Analyses of dozens of tuberculosis genomes from disease strains gathered around the world offer clues on why TB is so prevalent and how it evolves to defend against human attempts to fight it.

“It’s as though the bacterium places bets on human behavior,” said Caitlin Pepperell, a University of Wisconsin-Madison microbiologist who is the lead author on the work published in PLOS Pathogens. The TB bacterium “always bets that humans will go to war, send people to refugee camps and gather in miserable places. Historically, that’s been a winning bet on the bacterium’s part.”

These are conditions in which TB thrives. The pathogen is transmitted only by humans and cannot survive in the environment on its own. TB has proven to be the greatest threat in the crowded conditions of prisons, slums and refugee camps.

That survival technique has enabled TB to follow humans over the last several centuries and flourish in historical periods marked by urbanization, migration and expansion into new territories, the researchers find.

The World Health Organization (WHO) calls TB the world’s second most deadly disease pathogen after HIV, causing 1.4 million deaths in 2011 and 8.7 million cases of illness.

The research team — which included scientists from Stanford University, the University of Iowa, the University of Sydney and the Broad Institute, which is supported by the Massachusetts Institute of Technology and Harvard University — analyzed the genetic diversity of 63 TB strains and related pathogens.

The scientists found that the disease strains had two common characteristics that contribute to longevity. They are very good at casting off mutations that are harmful to their survival, while they are tolerant of beneficial mutations that strengthen their defensive genes. Mutations that allow the organism to fend off attacks from the human immune system or resist the pharmacological onslaught of medications are readily adapted.

Those traits have apparently contributed to TB’s great longevity, Pepperell said. “It must have some incredibly clever strategies and tricks to hang on.”

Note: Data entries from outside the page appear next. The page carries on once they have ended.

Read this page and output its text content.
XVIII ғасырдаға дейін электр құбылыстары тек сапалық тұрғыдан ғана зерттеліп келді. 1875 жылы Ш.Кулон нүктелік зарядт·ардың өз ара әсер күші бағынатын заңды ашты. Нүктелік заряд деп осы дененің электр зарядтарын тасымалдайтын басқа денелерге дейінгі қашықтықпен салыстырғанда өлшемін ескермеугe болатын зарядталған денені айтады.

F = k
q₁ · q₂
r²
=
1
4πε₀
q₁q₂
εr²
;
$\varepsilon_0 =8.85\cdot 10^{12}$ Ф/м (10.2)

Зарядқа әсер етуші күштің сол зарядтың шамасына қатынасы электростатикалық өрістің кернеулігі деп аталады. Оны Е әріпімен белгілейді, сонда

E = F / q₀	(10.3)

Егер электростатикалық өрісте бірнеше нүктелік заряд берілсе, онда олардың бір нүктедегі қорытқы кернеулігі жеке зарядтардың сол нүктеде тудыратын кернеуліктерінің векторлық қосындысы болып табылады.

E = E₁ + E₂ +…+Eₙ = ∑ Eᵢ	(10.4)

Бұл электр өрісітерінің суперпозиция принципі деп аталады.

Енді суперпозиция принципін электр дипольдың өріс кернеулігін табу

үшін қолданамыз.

These observations about the TB genome will provide the platform for further research, Pepperell expects, because they will help other researchers identify vulnerabilities that could be new drug targets. The U.S. National Institutes of Health provided funding for the work conducted by Pepperell and her colleagues.

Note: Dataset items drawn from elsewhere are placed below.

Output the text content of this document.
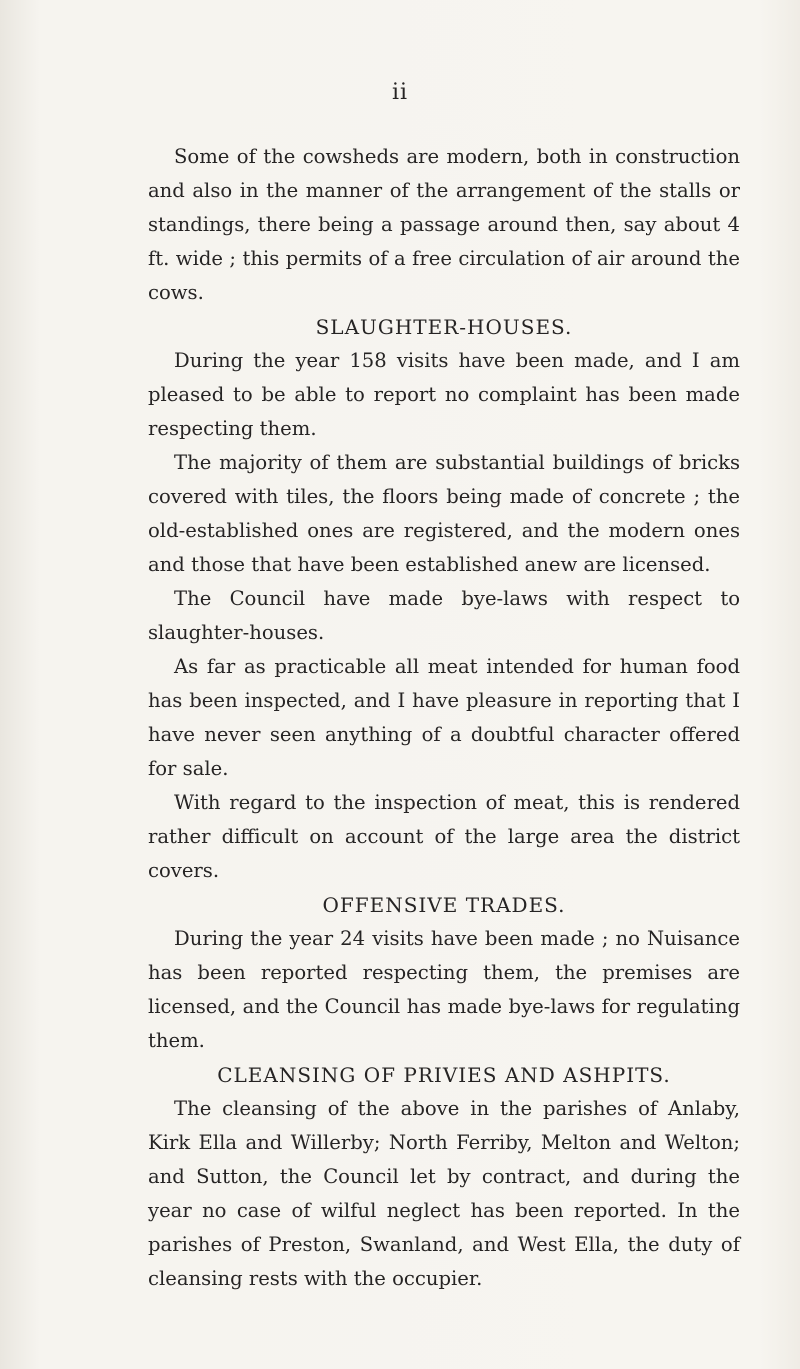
ii

Some of the cowsheds are modern, both in construction and also in the manner of the arrangement of the stalls or standings, there being a passage around then, say about 4 ft. wide ; this permits of a free circulation of air around the cows.

SLAUGHTER-HOUSES.

During the year 158 visits have been made, and I am pleased to be able to report no complaint has been made respecting them.

The majority of them are substantial buildings of bricks covered with tiles, the floors being made of concrete ; the old-established ones are registered, and the modern ones and those that have been established anew are licensed.

The Council have made bye-laws with respect to slaughter-houses.

As far as practicable all meat intended for human food has been inspected, and I have pleasure in reporting that I have never seen anything of a doubtful character offered for sale.

With regard to the inspection of meat, this is rendered rather difficult on account of the large area the district covers.

OFFENSIVE TRADES.

During the year 24 visits have been made ; no Nuisance has been reported respecting them, the premises are licensed, and the Council has made bye-laws for regulating them.

CLEANSING OF PRIVIES AND ASHPITS.

The cleansing of the above in the parishes of Anlaby, Kirk Ella and Willerby; North Ferriby, Melton and Welton; and Sutton, the Council let by contract, and during the year no case of wilful neglect has been reported. In the parishes of Preston, Swanland, and West Ella, the duty of cleansing rests with the occupier.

More than 95 percent of TB deaths occur in low- and middle-income countries, where it is among the top three causes of death for women aged 15 to 44.

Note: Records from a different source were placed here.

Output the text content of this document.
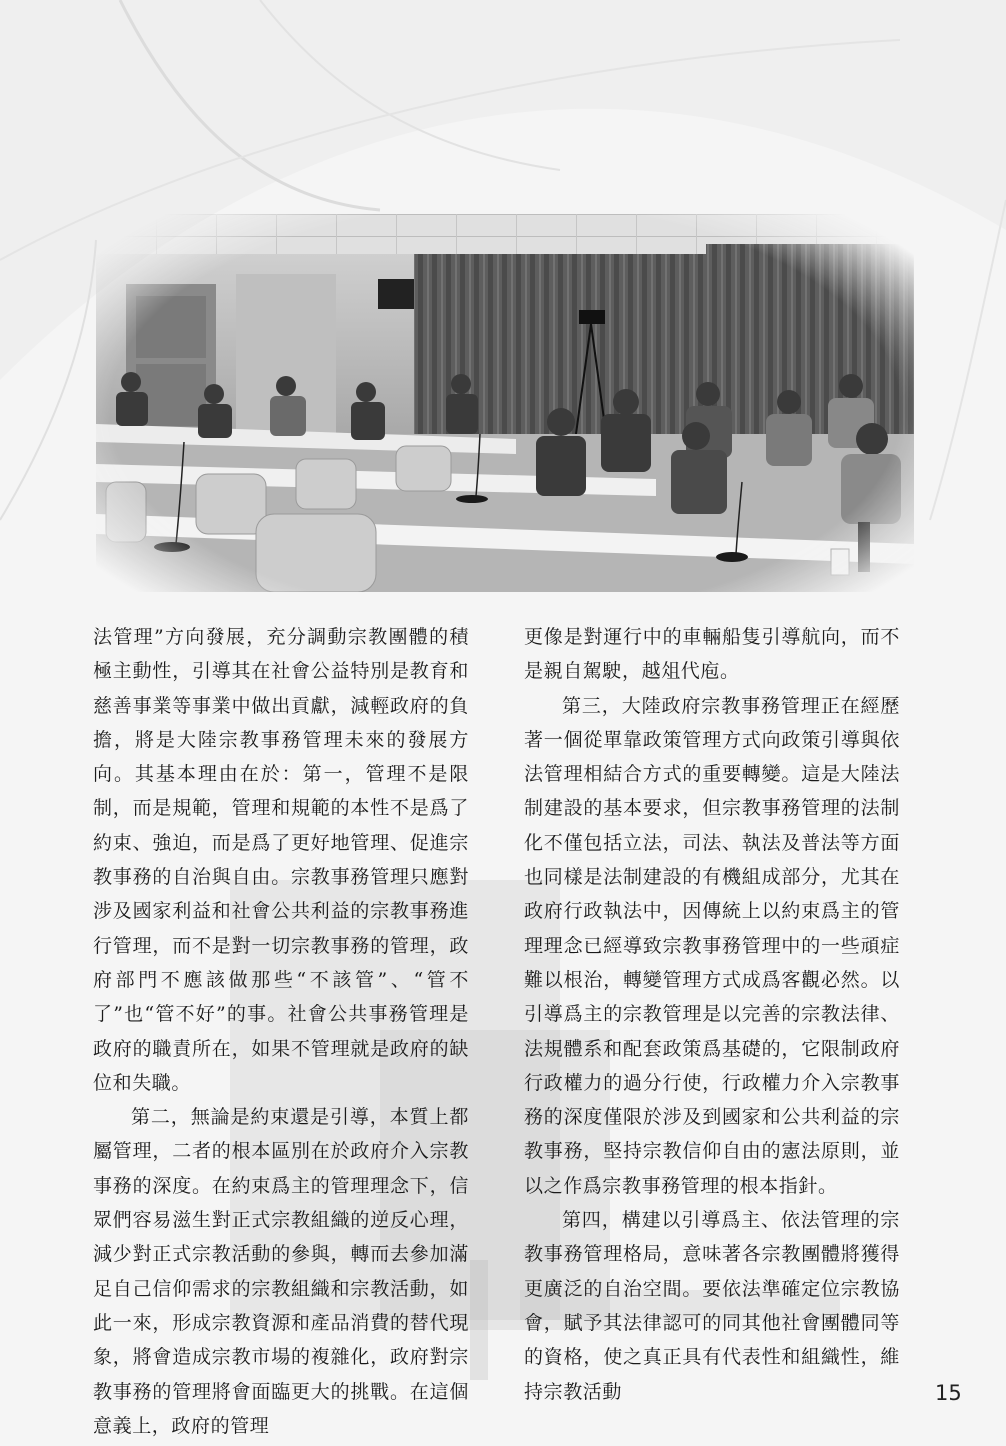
法管理”方向發展，充分調動宗教團體的積極主動性，引導其在社會公益特別是教育和慈善事業等事業中做出貢獻，減輕政府的負擔，將是大陸宗教事務管理未來的發展方向。其基本理由在於：第一，管理不是限制，而是規範，管理和規範的本性不是爲了約束、強迫，而是爲了更好地管理、促進宗教事務的自治與自由。宗教事務管理只應對涉及國家利益和社會公共利益的宗教事務進行管理，而不是對一切宗教事務的管理，政府部門不應該做那些“不該管”、“管不了”也“管不好”的事。社會公共事務管理是政府的職責所在，如果不管理就是政府的缺位和失職。

第二，無論是約束還是引導，本質上都屬管理，二者的根本區別在於政府介入宗教事務的深度。在約束爲主的管理理念下，信眾們容易滋生對正式宗教組織的逆反心理，減少對正式宗教活動的參與，轉而去參加滿足自己信仰需求的宗教組織和宗教活動，如此一來，形成宗教資源和產品消費的替代現象，將會造成宗教市場的複雜化，政府對宗教事務的管理將會面臨更大的挑戰。在這個意義上，政府的管理

更像是對運行中的車輛船隻引導航向，而不是親自駕駛，越俎代庖。

第三，大陸政府宗教事務管理正在經歷著一個從單靠政策管理方式向政策引導與依法管理相結合方式的重要轉變。這是大陸法制建設的基本要求，但宗教事務管理的法制化不僅包括立法，司法、執法及普法等方面也同樣是法制建設的有機組成部分，尤其在政府行政執法中，因傳統上以約束爲主的管理理念已經導致宗教事務管理中的一些頑症難以根治，轉變管理方式成爲客觀必然。以引導爲主的宗教管理是以完善的宗教法律、法規體系和配套政策爲基礎的，它限制政府行政權力的過分行使，行政權力介入宗教事務的深度僅限於涉及到國家和公共利益的宗教事務，堅持宗教信仰自由的憲法原則，並以之作爲宗教事務管理的根本指針。

第四，構建以引導爲主、依法管理的宗教事務管理格局，意味著各宗教團體將獲得更廣泛的自治空間。要依法準確定位宗教協會，賦予其法律認可的同其他社會團體同等的資格，使之真正具有代表性和組織性，維持宗教活動	15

After concerted efforts to improve treatment access by the United States and other donor nations, the TB death rate is down by 41 percent between 1990 and 2011, WHO reports.

Through this period, an estimated 20 million lives have been saved through use of a TB-stopping strategy recommended by WHO. The estimated number of people falling ill with tuberculosis each year is declining, although very slowly. Based on that trend, predictions indicate that the world is on the way to achievement of a goal to reverse the spread of TB by 2015.

Under the Obama administration’s Global Health Initiative, the United States is committed to contributing to that goal, as well as supporting TB testing and treatment for millions of vulnerable individuals worldwide.